В последний вечер, когда нам снова можно было разговаривать, мы все задали кураторам один и тот же вопрос. Время. Сколько часов мы считали рис? Сколько часов бродили по павильону наощупь с повязкой на глазах, в шумоподавляющих наушниками? Сколько часов шли в гору и в никуда, чтобы потом развернуться и столько же часов идти обратно?
Придя на выставку, каждый посетитель должен был оставить в камере хранения часы, телефоны, фотоаппараты и любые другие девайсы. Затем все надевали шумоподавляющие наушники и могли заходить в `разные комнаты галереи, чтобы пройти упражнения: slow motion walk, внимательное разглядывание стены, подсчитывание зерен риса и чечевицы. То есть зритель становился соучастником перформанса, как и хотела сама Марина. На сороковой день выставки Марина написала:
«Я верю, что граница между реальной жизнью и жизнью в Серпентайн стерта. Даже когда я выхожу из галереи, я не чувствую разницы. В своем уме я по-прежнему там. И я решила не сопротивляться. Нет разделения между мной, зрителями и работой. Все едино».
«512 часов» стали для Абрамович окончательным доказательством того, что перформанс обладает трансформирующей силой. Ей удалось найти единственный возможный способ передавать другим людям свой опыт — позволяя им самостоятельно его пережить.

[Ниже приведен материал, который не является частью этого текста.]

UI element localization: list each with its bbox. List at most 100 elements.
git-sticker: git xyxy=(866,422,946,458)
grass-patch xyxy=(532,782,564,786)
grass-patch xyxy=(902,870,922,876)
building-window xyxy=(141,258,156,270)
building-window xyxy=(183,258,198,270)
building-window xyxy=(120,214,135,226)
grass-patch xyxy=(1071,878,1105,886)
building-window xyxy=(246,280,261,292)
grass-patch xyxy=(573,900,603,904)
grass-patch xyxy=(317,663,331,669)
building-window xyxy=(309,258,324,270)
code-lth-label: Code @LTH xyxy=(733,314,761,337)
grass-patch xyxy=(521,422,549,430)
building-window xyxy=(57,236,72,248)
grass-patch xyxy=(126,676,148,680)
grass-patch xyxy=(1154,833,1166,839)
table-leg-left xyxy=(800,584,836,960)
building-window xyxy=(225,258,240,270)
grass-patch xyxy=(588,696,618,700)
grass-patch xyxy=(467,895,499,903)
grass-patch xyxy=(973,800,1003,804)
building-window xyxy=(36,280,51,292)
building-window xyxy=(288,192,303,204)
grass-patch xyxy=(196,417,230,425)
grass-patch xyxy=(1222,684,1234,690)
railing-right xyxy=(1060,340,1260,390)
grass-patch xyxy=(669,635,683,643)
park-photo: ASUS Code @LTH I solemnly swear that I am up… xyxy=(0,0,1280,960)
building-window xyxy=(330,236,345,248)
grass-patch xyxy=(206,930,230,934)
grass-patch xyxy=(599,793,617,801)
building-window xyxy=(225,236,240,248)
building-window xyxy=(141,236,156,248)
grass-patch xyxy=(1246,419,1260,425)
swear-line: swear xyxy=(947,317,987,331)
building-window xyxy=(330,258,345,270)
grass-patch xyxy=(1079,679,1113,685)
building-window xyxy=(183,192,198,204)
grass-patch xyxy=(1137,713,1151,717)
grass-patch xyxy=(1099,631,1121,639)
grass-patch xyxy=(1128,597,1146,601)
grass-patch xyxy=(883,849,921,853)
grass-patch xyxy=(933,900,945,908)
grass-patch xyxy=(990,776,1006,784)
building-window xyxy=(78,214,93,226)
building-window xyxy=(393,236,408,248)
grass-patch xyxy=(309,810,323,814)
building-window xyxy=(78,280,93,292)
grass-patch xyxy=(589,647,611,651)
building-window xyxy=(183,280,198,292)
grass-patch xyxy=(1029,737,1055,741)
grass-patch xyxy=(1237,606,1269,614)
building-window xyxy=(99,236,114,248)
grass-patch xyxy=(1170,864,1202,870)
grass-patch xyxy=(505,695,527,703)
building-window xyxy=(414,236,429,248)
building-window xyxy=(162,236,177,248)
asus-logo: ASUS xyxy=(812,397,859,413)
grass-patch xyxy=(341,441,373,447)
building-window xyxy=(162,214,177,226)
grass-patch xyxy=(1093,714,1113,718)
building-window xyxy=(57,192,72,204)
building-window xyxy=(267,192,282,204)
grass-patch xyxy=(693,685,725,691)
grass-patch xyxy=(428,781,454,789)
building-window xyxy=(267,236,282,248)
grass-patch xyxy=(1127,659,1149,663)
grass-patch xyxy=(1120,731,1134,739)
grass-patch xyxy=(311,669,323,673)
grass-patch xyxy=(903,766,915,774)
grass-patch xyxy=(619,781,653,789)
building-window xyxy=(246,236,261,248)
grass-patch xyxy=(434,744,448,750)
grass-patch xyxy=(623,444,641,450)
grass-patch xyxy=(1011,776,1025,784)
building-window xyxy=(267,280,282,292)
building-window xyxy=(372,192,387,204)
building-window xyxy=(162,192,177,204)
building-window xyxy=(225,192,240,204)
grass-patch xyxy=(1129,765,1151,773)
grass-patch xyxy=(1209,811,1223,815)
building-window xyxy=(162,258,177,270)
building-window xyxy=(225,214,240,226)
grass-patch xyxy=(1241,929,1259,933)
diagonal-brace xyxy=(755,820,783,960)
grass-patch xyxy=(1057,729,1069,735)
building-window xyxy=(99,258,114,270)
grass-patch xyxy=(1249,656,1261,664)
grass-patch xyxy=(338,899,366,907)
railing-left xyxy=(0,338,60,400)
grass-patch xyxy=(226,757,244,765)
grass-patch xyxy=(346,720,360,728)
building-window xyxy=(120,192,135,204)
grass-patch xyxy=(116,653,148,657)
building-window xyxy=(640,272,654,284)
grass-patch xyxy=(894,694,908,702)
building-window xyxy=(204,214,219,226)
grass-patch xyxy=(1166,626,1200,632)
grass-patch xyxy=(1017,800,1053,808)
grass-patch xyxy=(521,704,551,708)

Вера в себя рождается не из того, что мы о себе думаем, а из того, что мы о себе знаем. Я уезжаю, я как будто ни в чем не изменилась или пока не чувствую, но я много узнала о себе. О возможностях своего тела — я могу гораздо больше, чем думала. Теперь нужно искать слова.
Абрамович хотела, чтобы в «512 часов» роли наблюдателя и наблюдающего постоянно менялись. Чтобы публика стала перформирующим телом вместо Марины, а она смогла максимально убрать себя из этой работы. В методе Абрамович главным должен был опыт тех, кто приходит как зритель, а становится перформером.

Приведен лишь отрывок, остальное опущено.